Thank you for response. The idea behind it is to quantize Lstm as a whole and then convert it to our IR with taking care of internal states (e.g. creating weight tensors). The approach to decompose Lstm and the quantize separate ops was considered, but unfortunately there is an op with multiple outputs as well.
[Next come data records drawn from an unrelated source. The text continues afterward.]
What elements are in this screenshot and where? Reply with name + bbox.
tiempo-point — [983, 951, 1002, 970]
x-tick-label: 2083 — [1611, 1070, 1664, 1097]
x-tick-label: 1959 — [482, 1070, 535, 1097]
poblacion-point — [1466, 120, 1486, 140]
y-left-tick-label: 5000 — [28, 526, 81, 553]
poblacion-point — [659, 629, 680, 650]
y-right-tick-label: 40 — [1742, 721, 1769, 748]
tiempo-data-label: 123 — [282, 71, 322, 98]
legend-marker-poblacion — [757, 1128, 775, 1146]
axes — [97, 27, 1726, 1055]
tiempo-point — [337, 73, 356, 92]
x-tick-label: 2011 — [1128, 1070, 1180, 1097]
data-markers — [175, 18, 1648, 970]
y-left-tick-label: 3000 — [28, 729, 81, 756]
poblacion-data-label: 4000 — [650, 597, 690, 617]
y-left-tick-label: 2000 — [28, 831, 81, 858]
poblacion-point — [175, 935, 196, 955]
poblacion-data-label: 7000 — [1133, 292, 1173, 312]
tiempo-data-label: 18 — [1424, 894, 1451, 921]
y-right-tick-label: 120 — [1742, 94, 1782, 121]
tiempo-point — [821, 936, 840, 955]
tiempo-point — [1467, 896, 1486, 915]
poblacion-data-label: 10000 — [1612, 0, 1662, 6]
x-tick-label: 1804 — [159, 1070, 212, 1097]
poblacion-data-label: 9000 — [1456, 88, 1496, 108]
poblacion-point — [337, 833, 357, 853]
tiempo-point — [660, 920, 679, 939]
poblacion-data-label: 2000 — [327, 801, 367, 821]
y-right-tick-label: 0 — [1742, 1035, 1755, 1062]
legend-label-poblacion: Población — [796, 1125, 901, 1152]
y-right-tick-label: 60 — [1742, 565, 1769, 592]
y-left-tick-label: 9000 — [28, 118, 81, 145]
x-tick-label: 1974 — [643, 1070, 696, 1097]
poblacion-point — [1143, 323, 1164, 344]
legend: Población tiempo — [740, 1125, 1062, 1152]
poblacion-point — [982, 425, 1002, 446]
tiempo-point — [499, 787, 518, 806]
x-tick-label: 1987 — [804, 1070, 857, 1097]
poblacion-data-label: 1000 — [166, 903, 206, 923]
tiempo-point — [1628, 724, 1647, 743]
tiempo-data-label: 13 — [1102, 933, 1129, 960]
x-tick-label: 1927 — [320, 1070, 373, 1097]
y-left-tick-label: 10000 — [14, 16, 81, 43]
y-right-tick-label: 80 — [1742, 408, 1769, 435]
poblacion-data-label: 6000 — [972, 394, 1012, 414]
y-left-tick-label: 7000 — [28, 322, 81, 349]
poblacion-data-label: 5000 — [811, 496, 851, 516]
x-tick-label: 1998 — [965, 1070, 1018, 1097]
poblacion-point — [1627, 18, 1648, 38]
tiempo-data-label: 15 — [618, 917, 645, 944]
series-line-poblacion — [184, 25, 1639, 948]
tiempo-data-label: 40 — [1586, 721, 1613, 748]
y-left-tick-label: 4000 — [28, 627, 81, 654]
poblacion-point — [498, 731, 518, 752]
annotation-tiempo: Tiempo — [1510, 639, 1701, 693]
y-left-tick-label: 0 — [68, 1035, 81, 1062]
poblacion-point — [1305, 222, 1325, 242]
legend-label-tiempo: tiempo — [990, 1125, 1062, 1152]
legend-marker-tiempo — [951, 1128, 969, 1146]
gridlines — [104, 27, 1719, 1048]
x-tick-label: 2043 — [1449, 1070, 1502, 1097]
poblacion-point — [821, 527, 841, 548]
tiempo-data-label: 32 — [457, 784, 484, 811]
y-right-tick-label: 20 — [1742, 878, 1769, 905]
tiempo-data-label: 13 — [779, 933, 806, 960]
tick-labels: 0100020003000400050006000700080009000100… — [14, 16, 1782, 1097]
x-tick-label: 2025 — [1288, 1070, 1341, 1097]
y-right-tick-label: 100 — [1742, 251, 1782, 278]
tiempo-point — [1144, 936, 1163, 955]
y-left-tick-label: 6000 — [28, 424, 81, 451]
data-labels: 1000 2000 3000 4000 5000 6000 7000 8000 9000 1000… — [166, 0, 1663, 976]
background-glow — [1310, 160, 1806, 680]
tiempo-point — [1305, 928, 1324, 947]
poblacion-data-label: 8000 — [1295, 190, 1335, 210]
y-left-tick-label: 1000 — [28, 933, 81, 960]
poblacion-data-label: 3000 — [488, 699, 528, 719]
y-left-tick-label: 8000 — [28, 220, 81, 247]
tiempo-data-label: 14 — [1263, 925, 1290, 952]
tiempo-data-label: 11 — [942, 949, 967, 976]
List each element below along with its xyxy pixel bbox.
I used reimplementation of Lstm in torch.ao.nn.quantizable.LSTM() and it has chunk op in graph:

%chunk : [num_users=4] = call_function[target=torch.ops.aten.chunk.default](args = (%add, 4, 1), kwargs = {})
%getitem : [num_users=1] = call_function[target=operator.getitem](args = (%chunk, 0), kwargs = {})
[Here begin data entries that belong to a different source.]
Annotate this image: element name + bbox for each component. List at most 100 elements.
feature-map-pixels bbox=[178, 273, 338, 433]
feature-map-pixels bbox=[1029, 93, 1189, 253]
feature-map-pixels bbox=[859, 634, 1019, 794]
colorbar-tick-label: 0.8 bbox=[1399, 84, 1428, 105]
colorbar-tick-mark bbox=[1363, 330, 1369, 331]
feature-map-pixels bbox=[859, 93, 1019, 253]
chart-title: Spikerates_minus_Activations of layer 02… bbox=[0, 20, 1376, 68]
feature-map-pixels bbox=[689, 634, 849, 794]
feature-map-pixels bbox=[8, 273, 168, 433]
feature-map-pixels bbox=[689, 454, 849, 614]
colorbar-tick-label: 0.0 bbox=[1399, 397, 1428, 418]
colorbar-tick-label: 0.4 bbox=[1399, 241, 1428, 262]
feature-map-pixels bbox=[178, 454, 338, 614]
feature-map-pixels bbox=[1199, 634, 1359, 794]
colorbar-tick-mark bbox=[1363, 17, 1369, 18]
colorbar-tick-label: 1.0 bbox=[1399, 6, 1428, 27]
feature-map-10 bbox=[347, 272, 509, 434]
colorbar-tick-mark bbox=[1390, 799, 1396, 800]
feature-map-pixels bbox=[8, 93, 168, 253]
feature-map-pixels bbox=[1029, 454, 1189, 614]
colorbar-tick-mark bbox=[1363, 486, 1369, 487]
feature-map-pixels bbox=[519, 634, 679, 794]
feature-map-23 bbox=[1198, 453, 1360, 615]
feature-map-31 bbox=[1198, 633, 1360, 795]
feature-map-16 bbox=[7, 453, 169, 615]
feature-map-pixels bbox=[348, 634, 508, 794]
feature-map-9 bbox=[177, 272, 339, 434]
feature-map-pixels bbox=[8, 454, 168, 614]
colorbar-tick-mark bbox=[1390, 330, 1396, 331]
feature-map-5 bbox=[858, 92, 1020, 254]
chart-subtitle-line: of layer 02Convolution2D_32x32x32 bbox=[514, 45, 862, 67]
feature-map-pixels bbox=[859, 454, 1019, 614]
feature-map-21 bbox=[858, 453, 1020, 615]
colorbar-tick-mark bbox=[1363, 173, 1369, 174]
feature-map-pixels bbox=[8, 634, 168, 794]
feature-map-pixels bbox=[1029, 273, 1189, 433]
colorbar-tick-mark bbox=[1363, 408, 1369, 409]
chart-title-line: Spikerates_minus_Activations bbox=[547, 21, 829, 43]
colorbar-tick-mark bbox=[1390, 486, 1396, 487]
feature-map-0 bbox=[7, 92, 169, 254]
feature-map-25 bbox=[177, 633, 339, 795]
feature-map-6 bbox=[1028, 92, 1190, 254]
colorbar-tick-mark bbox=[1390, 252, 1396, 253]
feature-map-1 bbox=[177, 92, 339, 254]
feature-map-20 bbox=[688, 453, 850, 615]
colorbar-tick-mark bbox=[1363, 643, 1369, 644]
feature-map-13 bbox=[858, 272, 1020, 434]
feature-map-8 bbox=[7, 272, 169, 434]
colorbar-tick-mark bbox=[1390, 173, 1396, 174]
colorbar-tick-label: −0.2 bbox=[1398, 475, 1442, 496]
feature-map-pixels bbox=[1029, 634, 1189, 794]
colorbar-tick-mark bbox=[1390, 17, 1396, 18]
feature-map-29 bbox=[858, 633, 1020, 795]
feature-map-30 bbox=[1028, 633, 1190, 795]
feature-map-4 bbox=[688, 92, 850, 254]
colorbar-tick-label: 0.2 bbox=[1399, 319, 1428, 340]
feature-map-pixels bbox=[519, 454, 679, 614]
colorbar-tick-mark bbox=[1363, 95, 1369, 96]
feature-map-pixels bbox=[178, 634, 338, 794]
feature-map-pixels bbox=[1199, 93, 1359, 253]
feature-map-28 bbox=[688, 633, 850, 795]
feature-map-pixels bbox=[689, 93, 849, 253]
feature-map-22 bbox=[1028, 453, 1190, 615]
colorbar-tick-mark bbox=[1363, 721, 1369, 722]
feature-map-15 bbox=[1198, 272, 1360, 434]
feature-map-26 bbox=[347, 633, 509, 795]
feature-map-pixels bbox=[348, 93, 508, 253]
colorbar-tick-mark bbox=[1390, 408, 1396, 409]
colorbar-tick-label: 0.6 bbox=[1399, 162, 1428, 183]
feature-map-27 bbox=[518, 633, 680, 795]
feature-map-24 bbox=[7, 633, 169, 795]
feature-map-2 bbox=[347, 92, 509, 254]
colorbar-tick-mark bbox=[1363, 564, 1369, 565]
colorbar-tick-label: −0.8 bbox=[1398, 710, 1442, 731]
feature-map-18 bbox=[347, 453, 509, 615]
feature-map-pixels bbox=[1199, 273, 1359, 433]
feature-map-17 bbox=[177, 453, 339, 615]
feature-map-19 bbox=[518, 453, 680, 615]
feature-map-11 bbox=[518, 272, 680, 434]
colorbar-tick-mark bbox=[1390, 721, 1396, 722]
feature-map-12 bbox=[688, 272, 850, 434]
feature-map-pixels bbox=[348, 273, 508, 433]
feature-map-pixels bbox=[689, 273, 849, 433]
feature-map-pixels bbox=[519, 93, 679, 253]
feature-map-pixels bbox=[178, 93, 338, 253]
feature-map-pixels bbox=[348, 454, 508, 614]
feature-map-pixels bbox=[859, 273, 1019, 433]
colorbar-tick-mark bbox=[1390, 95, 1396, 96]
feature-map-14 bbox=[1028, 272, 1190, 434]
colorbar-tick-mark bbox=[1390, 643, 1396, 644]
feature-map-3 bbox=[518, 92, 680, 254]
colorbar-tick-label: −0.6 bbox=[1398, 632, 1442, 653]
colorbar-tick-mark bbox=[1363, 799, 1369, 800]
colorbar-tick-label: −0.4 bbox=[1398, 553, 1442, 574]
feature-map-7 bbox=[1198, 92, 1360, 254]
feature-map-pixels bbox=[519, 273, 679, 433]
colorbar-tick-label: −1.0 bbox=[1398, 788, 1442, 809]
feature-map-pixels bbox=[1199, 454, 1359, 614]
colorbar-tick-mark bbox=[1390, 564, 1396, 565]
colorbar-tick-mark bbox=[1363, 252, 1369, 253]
%getitem_1 : [num_users=1] = call_function[target=operator.getitem](args = (%chunk, 1), kwargs = {})
%getitem_2 : [num_users=1] = call_function[target=operator.getitem](args = (%chunk, 2), kwargs = {})
%getitem_3 : [num_users=1] = call_function[target=operator.getitem](args = (%chunk, 3), kwargs = {})
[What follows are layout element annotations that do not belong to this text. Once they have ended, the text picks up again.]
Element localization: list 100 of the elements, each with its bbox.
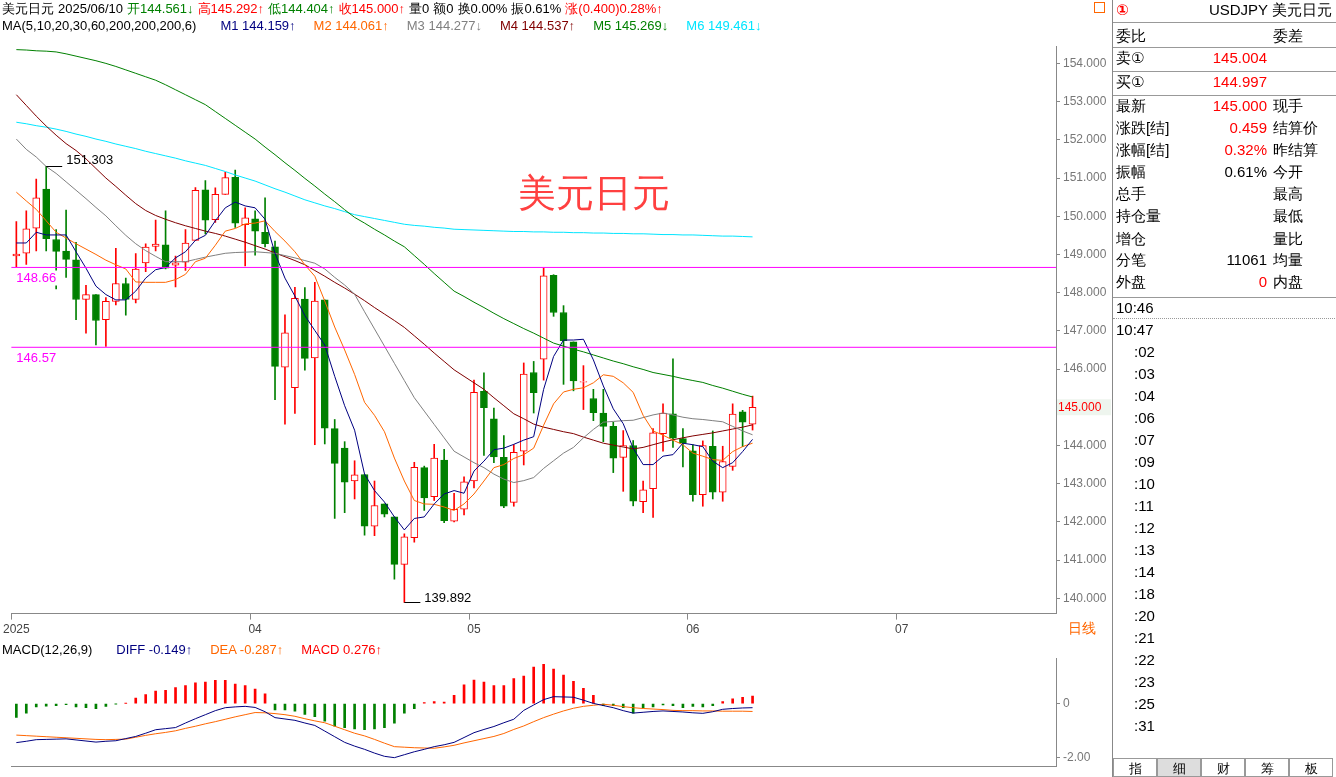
text: 145.000 <box>1212 96 1267 116</box>
text: 今开 <box>1273 162 1303 182</box>
text: 均量 <box>1273 250 1303 270</box>
text: 144.997 <box>1212 72 1267 92</box>
y-tick-label: 141.000 <box>1063 552 1107 567</box>
text: :20 <box>1134 606 1155 626</box>
text: 涨跌[结] <box>1116 118 1170 138</box>
text: 11061 <box>1226 250 1267 270</box>
chart-title: 美元日元 <box>2 1 54 16</box>
text: 0.61% <box>1224 162 1267 182</box>
y-tick-label: 147.000 <box>1063 323 1107 338</box>
text: 昨结算 <box>1273 140 1318 160</box>
text: :11 <box>1134 496 1154 516</box>
text: M5 145.269↓ <box>593 18 669 33</box>
text: 开144.561↓ <box>127 1 194 16</box>
y-tick-label: 152.000 <box>1063 132 1107 147</box>
text: :12 <box>1134 518 1155 538</box>
text: 涨(0.400)0.28%↑ <box>565 1 663 16</box>
text: 分笔 <box>1116 250 1146 270</box>
text: 内盘 <box>1273 272 1303 292</box>
text: 0 <box>1258 272 1267 292</box>
text: M2 144.061↑ <box>313 18 389 33</box>
text: 总手 <box>1116 184 1146 204</box>
text: :14 <box>1134 562 1155 582</box>
y-tick-label: 0 <box>1063 695 1070 710</box>
text: 0.32% <box>1224 140 1267 160</box>
text: 细 <box>1157 758 1201 777</box>
y-tick-label: 150.000 <box>1063 208 1107 223</box>
text: 板 <box>1289 758 1333 777</box>
y-tick-label: 154.000 <box>1063 55 1107 70</box>
text: ① <box>1116 0 1129 20</box>
annotation: 美元日元 <box>518 171 670 216</box>
text: 量比 <box>1273 229 1303 249</box>
x-tick-label: 04 <box>248 622 263 637</box>
x-tick-label: 06 <box>686 622 700 637</box>
text: 增仓 <box>1116 229 1146 249</box>
text: 涨幅[结] <box>1116 140 1170 160</box>
text: 10:46 <box>1116 298 1154 318</box>
text: 高145.292↑ <box>197 1 265 16</box>
text: 最高 <box>1273 184 1303 204</box>
y-tick-label: -2.00 <box>1063 749 1091 764</box>
text: 0.459 <box>1229 118 1267 138</box>
text: :10 <box>1134 474 1155 494</box>
y-tick-label: 142.000 <box>1063 514 1107 529</box>
text: :31 <box>1134 716 1155 736</box>
text: :06 <box>1134 408 1155 428</box>
text: 现手 <box>1273 96 1303 116</box>
y-tick-label: 148.000 <box>1063 284 1107 299</box>
x-tick-label: 07 <box>895 622 909 637</box>
text: :22 <box>1134 650 1155 670</box>
text: 指 <box>1113 758 1157 777</box>
y-tick-label: 140.000 <box>1063 590 1107 605</box>
ref-line-label: 146.57 <box>16 350 57 366</box>
x-tick-label: 2025 <box>3 622 31 637</box>
text: 收145.000↑ <box>338 1 406 16</box>
text: :07 <box>1134 430 1155 450</box>
text: 委比 <box>1116 26 1146 46</box>
text: 2025/06/10 <box>58 1 124 16</box>
text: 最新 <box>1116 96 1146 116</box>
y-tick-label: 146.000 <box>1063 361 1107 376</box>
y-tick-label: 149.000 <box>1063 246 1107 261</box>
text: M4 144.537↑ <box>499 18 576 33</box>
y-tick-label: 153.000 <box>1063 93 1107 108</box>
text: 筹 <box>1245 758 1289 777</box>
text: 财 <box>1201 758 1245 777</box>
legend-title: MACD(12,26,9) <box>2 642 93 657</box>
text: 145.004 <box>1212 48 1267 68</box>
text: 振0.61% <box>511 1 562 16</box>
text: 额0 <box>433 1 454 16</box>
text: 换0.00% <box>457 1 508 16</box>
annotation: 139.892 <box>424 589 472 605</box>
text: 外盘 <box>1116 272 1146 292</box>
text: 结算价 <box>1273 118 1318 138</box>
text: M1 144.159↑ <box>220 18 296 33</box>
text: USDJPY 美元日元 <box>1208 0 1332 20</box>
text: DIFF -0.149↑ <box>116 642 193 657</box>
text: 买① <box>1116 72 1145 92</box>
text: :04 <box>1134 386 1155 406</box>
text: :13 <box>1134 540 1155 560</box>
text: 卖① <box>1116 48 1145 68</box>
y-tick-label: 151.000 <box>1063 170 1107 185</box>
text: :09 <box>1134 452 1155 472</box>
text: M3 144.277↓ <box>406 18 482 33</box>
text: DEA -0.287↑ <box>210 642 284 657</box>
text: :25 <box>1134 694 1155 714</box>
x-tick-label: 05 <box>467 622 481 637</box>
text: :18 <box>1134 584 1155 604</box>
text: 持仓量 <box>1116 206 1161 226</box>
text: M6 149.461↓ <box>686 18 762 33</box>
text: 量0 <box>409 1 430 16</box>
text: 145.000 <box>1058 400 1102 415</box>
text: :02 <box>1134 342 1155 362</box>
text: :21 <box>1134 628 1155 648</box>
legend-title: MA(5,10,20,30,60,200,200,200,6) <box>2 18 197 33</box>
y-tick-label: 143.000 <box>1063 476 1107 490</box>
text: 日线 <box>1068 620 1096 638</box>
text: 振幅 <box>1116 162 1146 182</box>
ref-line-label: 148.66 <box>16 270 57 286</box>
text: 最低 <box>1273 206 1303 226</box>
text: 低144.404↑ <box>268 1 335 16</box>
The code you posted does not run for me, I’m getting KeyError for decomposition_table:

torch.ops.aten._scaled_dot_product_flash_attention.default: decomposition_table[torch.ops.aten._scaled_dot_product_flash_attention.default],
KeyError: <OpOverload(op='aten._scaled_dot_product_flash_attention', overload='default')>

I tried to implement changes in PyTorch that would enable multiple output quantization, so far I got past torch.ao.quantization.quantize_pt2e.prepare_pt2e(). Basically I made changes to allow tuples and add observers for every output in files torch/ao/quantization/pt2e/prepare.py and torch/fx/node.py. It works until the step in which calibration data is passed through the model, as observers are not ready to accept collections of Tensors (due to multiple outputs). What you think about implementing support for this in observers? Probably some changes would also be needed in torch/ao/quantization/quantize_pt2e.py.